Slides of the primary tumor reveal information about your particular melanoma. The thickness of the tumor and how deeply it has penetrated the skin are related to chances for a recurrence. A very thin tumor that does not penetrate deeply is considered "low risk". The chances are excellent that this tumor will be cured by the surgery. For patients with a thin melanoma, other than regular checkups, no further treatment is usually required. In other patients, examination of the slides may show that the tumor has a substantial risk of recurrence. For these patients after surgical treatment, consideration may be given to additional therapy aimed at attempting to prevent a recurrence. Such therapy is called "adjuvant therapy" because it is given in addition to surgery in an effort to prevent a recurrence.

What Should I Watch For?

We generally recommend that patients with melanoma have regular check-ups every three months for two years, every six months for another two years, and annually after that. During these check-ups the doctor will carefully check the site of the primary and lymph nodes for signs of recurrence. A general check-up will also be done at the time of each check-up to look for spread of the disease not detected by the physical examination. As the patient, you should watch for:

  •   • Any new unusual pigmented lumps appearing around the site of the surgery or elsewhere

  •   • Any lump appearing underneath the skin. These usually do not appear pigmented and are usually painless. Lumps are most likely to be found in the lymph nodes, around the site of the surgery, or between the surgical site and the lymph nodes

  •   • Changes in existing moles that might represent the appearance of a second primary melanoma. These changes in moles might be:
  •   > Unusual increase in size
  •   > Change in color
  •   > Itching or burning
  •   > Change in the border so that it may appear that the pigment is "spilling out"
  •   > Increase in height
  •   > Oozing or bleeding

What If I Have a Recurrence?

It depends on what it is and where it is. Surgery in general is the treatment of choice, but cannot always be done. The number of tumors, size and location are important in determining whether surgery is possible. For tumors that cannot be surgically excised, radiation, chemotherapy, immunotherapy, and/or experimental treatments are all possibilities.

What Is Immunotherapy?

Standard cancer treatments include surgery, radiation, chemotherapy or immunotherapy. Immunotherapy is newest modality of cancer treatment and may involve the use of agents called "biological therapy" which may enhance your own immune response to the tumor. It may also involve use of products with immunological activities to directly attack the tumor. Many of these recent technological breakthroughs are the result of genetic engineering and advanced technology.
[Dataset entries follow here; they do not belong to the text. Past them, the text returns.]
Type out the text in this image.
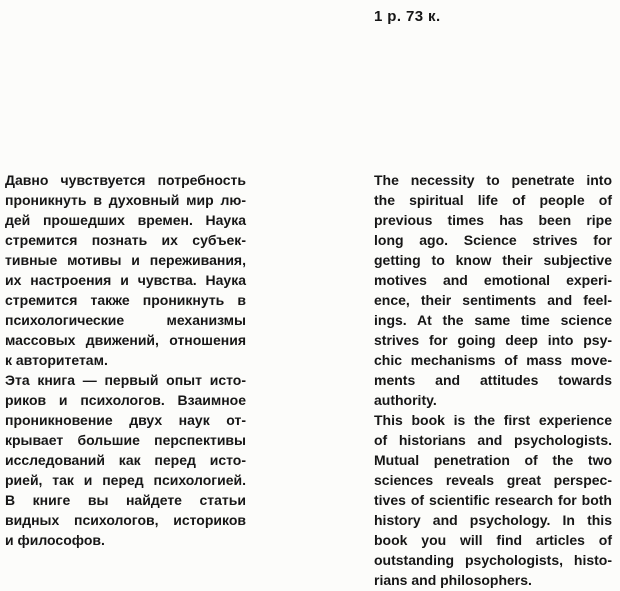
1 р. 73 к.
Давно чувствуется потребность
проникнуть в духовный мир лю-
дей прошедших времен. Наука
стремится познать их субъек-
тивные мотивы и переживания,
их настроения и чувства. Наука
стремится также проникнуть в
психологические механизмы
массовых движений, отношения
к авторитетам.
Эта книга — первый опыт исто-
риков и психологов. Взаимное
проникновение двух наук от-
крывает большие перспективы
исследований как перед исто-
рией, так и перед психологией.
В книге вы найдете статьи
видных психологов, историков
и философов.
The necessity to penetrate into
the spiritual life of people of
previous times has been ripe
long ago. Science strives for
getting to know their subjective
motives and emotional experi-
ence, their sentiments and feel-
ings. At the same time science
strives for going deep into psy-
chic mechanisms of mass move-
ments and attitudes towards
authority.
This book is the first experience
of historians and psychologists.
Mutual penetration of the two
sciences reveals great perspec-
tives of scientific research for both
history and psychology. In this
book you will find articles of
outstanding psychologists, histo-
rians and philosophers.
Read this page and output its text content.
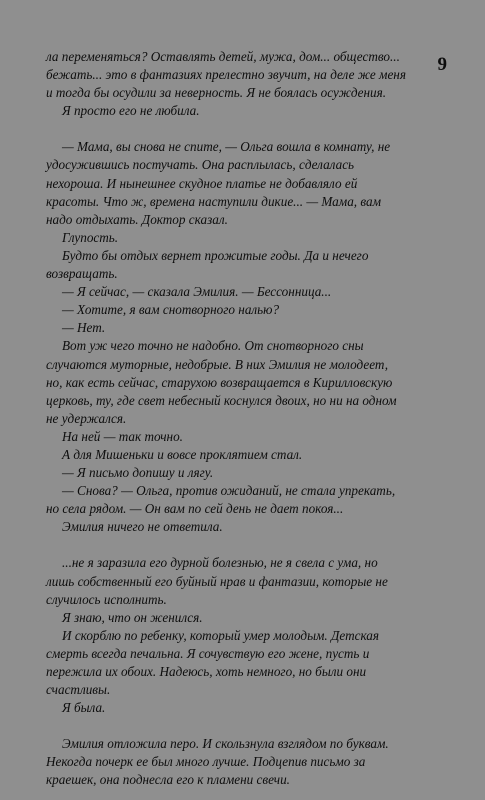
9

ла переменяться? Оставлять детей, мужа, дом... общество... бежать... это в фантазиях прелестно звучит, на деле же меня и тогда бы осудили за неверность. Я не боялась осуждения.

Я просто его не любила.

— Мама, вы снова не спите, — Ольга вошла в комнату, не удосужившись постучать. Она расплылась, сделалась нехороша. И нынешнее скудное платье не добавляло ей красоты. Что ж, времена наступили дикие... — Мама, вам надо отдыхать. Доктор сказал.

Глупость.

Будто бы отдых вернет прожитые годы. Да и нечего возвращать.

— Я сейчас, — сказала Эмилия. — Бессонница...

— Хотите, я вам снотворного налью?

— Нет.

Вот уж чего точно не надобно. От снотворного сны случаются муторные, недобрые. В них Эмилия не молодеет, но, как есть сейчас, старухою возвращается в Кирилловскую церковь, ту, где свет небесный коснулся двоих, но ни на одном не удержался.

На ней — так точно.

А для Мишеньки и вовсе проклятием стал.

— Я письмо допишу и лягу.

— Снова? — Ольга, против ожиданий, не стала упрекать, но села рядом. — Он вам по сей день не дает покоя...

Эмилия ничего не ответила.

...не я заразила его дурной болезнью, не я свела с ума, но лишь собственный его буйный нрав и фантазии, которые не случилось исполнить.

Я знаю, что он женился.

И скорблю по ребенку, который умер молодым. Детская смерть всегда печальна. Я сочувствую его жене, пусть и пережила их обоих. Надеюсь, хоть немного, но были они счастливы.

Я была.

Эмилия отложила перо. И скользнула взглядом по буквам. Некогда почерк ее был много лучше. Подцепив письмо за краешек, она поднесла его к пламени свечи.
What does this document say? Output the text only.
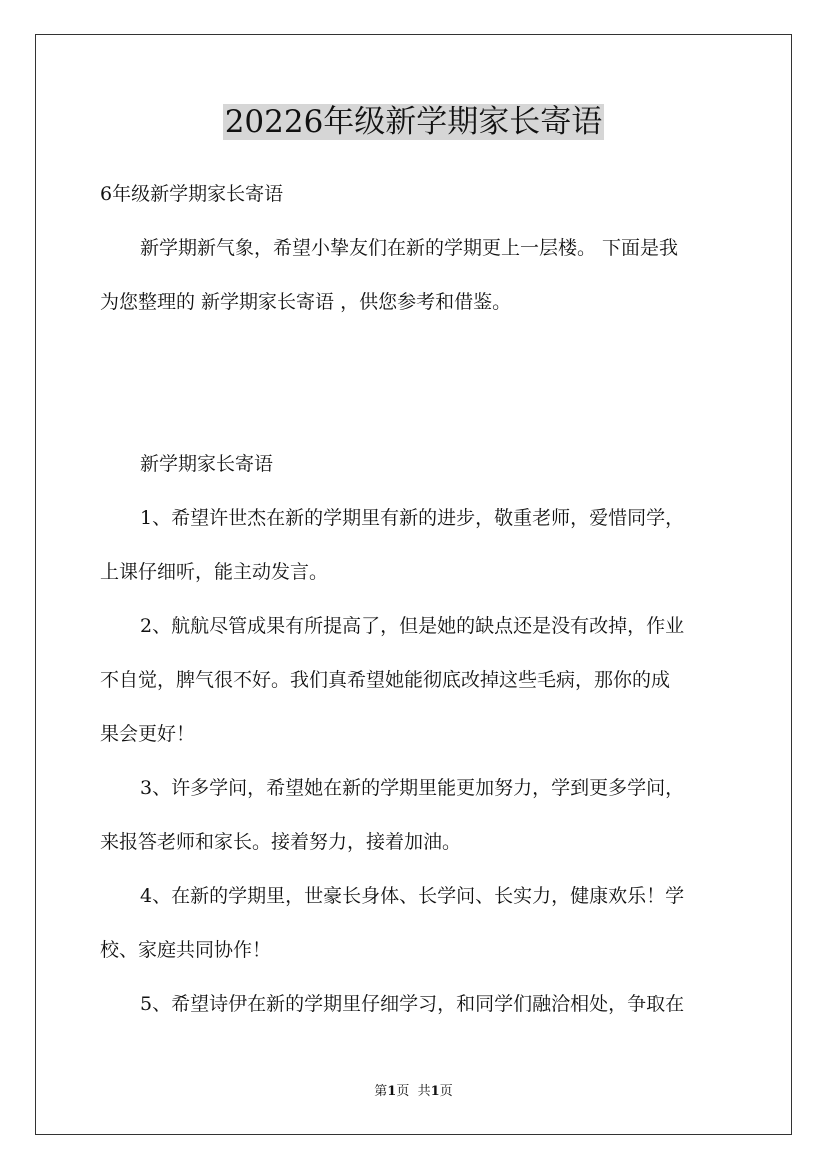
20226年级新学期家长寄语

6年级新学期家长寄语

新学期新气象，希望小挚友们在新的学期更上一层楼。 下面是我

为您整理的 新学期家长寄语 ，供您参考和借鉴。

新学期家长寄语

1、希望许世杰在新的学期里有新的进步，敬重老师，爱惜同学，

上课仔细听，能主动发言。

2、航航尽管成果有所提高了，但是她的缺点还是没有改掉，作业

不自觉，脾气很不好。我们真希望她能彻底改掉这些毛病，那你的成

果会更好！

3、许多学问，希望她在新的学期里能更加努力，学到更多学问，

来报答老师和家长。接着努力，接着加油。

4、在新的学期里，世豪长身体、长学问、长实力，健康欢乐！学

校、家庭共同协作！

5、希望诗伊在新的学期里仔细学习，和同学们融洽相处，争取在

第1页 共1页
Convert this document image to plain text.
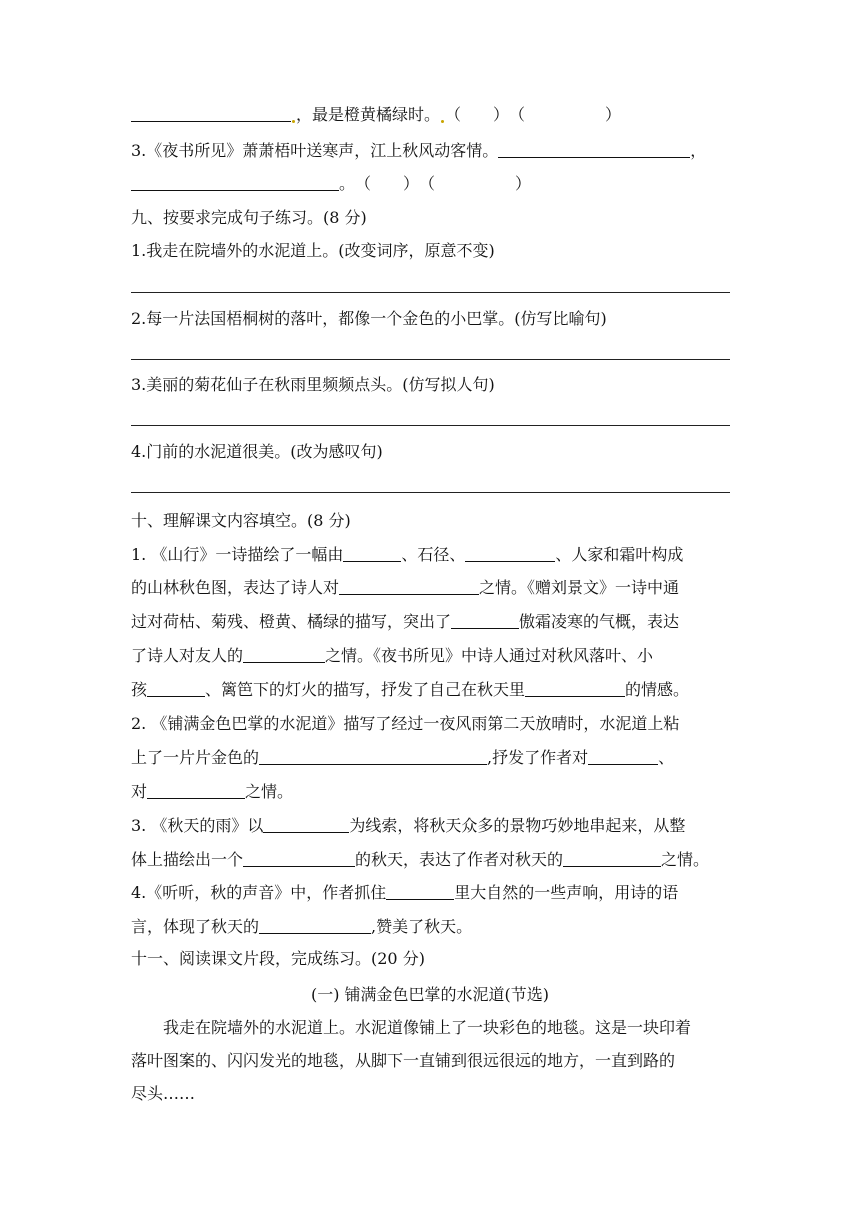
，最是橙黄橘绿时。 （　　）（　　　　　）
3.《夜书所见》萧萧梧叶送寒声，江上秋风动客情。	，
。（　　）（　　　　　）
九、按要求完成句子练习。(8 分)
1.我走在院墙外的水泥道上。(改变词序，原意不变)
2.每一片法国梧桐树的落叶，都像一个金色的小巴掌。(仿写比喻句)
3.美丽的菊花仙子在秋雨里频频点头。(仿写拟人句)
4.门前的水泥道很美。(改为感叹句)
十、理解课文内容填空。(8 分)
1. 《山行》一诗描绘了一幅由	、石径、	、人家和霜叶构成
的山林秋色图，表达了诗人对	之情。《赠刘景文》一诗中通
过对荷枯、菊残、橙黄、橘绿的描写，突出了	傲霜凌寒的气概，表达
了诗人对友人的	之情。《夜书所见》中诗人通过对秋风落叶、小
孩	、篱笆下的灯火的描写，抒发了自己在秋天里	的情感。
2. 《铺满金色巴掌的水泥道》描写了经过一夜风雨第二天放晴时，水泥道上粘
上了一片片金色的	,抒发了作者对	、
对	之情。
3. 《秋天的雨》以	为线索，将秋天众多的景物巧妙地串起来，从整
体上描绘出一个	的秋天，表达了作者对秋天的	之情。
4.《听听，秋的声音》中，作者抓住	里大自然的一些声响，用诗的语
言，体现了秋天的	,赞美了秋天。
十一、阅读课文片段，完成练习。(20 分)
(一) 铺满金色巴掌的水泥道(节选)
我走在院墙外的水泥道上。水泥道像铺上了一块彩色的地毯。这是一块印着
落叶图案的、闪闪发光的地毯，从脚下一直铺到很远很远的地方，一直到路的
尽头……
Immunotherapy is not a substitute for standard therapy, such as surgery, but it may be used to:

  •   • Provide potential therapeutic benefit to patients in an attempt to prevent recurrence after surgery early in the course of the disease.

  •   • Attempt to control tumor growth if tumors recur.

What Treatments Are Considered Immunotherapy?

Interferon alpha has both a direct anti-tumor effect in melanoma and an effect in stimulating the immune response. Interferon has also been approved by the FDA for adjuvant therapy of melanoma but the treatment requires the administration of high doses of drug and is associated with severe side effects. The most recent study of interferon as adjuvant therapy for melanoma indicated that it did not prolong survival.

Interleukin-2 is normally produced in limited quantities by the immune system. It is approved by the FDA for treating patients with metastatic melanoma that cannot be surgically excised. When used for this purpose, it must be given in high doses in the hospital and this is associated with considerable toxicity. The response rate is best in patients whose disease is limited to spread in the skin and/.or lymph nodes (Stage IV M1a).